Fighting your reflection in a room full of mirrors is an interesting dynamic in the latter half of Stage IV, but the overall battle and room feel uninspired and lack variance. As with the nature of these types of games, such as the more popular Mega Man series, once a player memorizes the enemy and stage patterns, the game becomes significantly easier. However, you’re better offer just sticking with Capcom’s Mega Man 2 if this is your gamer flavor. As more of a challenge with a tighter mechanics, Mega Man 2 is undoubtedly the more enjoyable and timeless of these two games released during the same year. Although…Mega Man 2 doesn’t have deformed babies that use their gargantuan heads to slither across a hellhouse floor.
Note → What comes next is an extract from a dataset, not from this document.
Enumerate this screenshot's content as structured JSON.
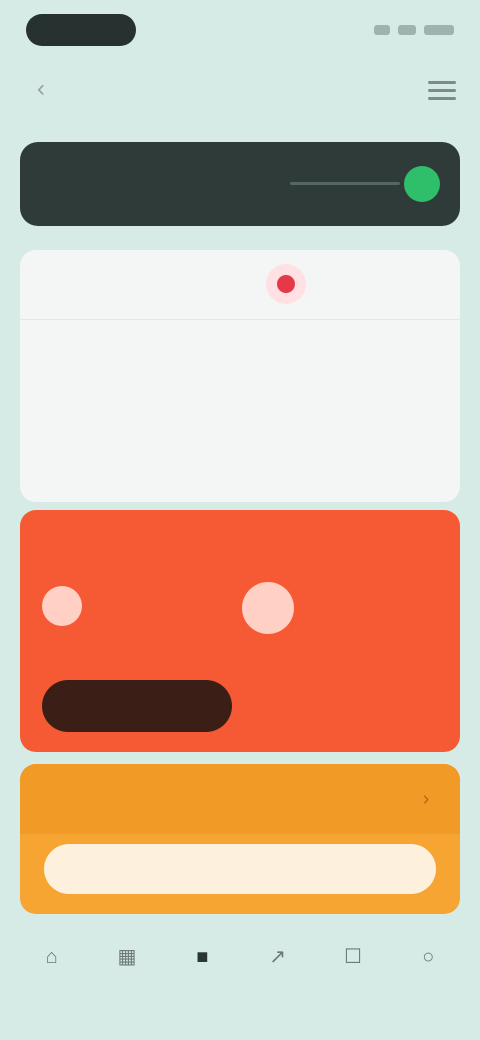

Splatterhouse is dripping with disturbing and disgusting decadence from beginning to end, as you punch your way through seven stages dressed up like a knock-off Jason. Its aesthetic is ultimately what the game does the best and still perseveres today. Granted, it is not the most technically sound of this era, as we will see with the follow-up entry Splatterhouse 2, but it is certainly a first of its kind, paving a market for games of more, dare I say…“maturity”? With very limited platforming and a heavier focus on the enemy and attack design, Splatterhouse is the ideal homage to its horror roots as it positions the player at the center and source of the bloodshed rather than passively through a scripted film.

Thus, a generation of American parents screeched in the same terror as Jennifer Willis, horrified by the decline in the morality of their children and a gory videogame that calls them a coward for feeling so.

Splatterhouse is a game that aesthetically excels, even to this day. Controls are not as tight as other titles from the era, but the satisfying way you decimate enemies is sure to give a level of satisfaction.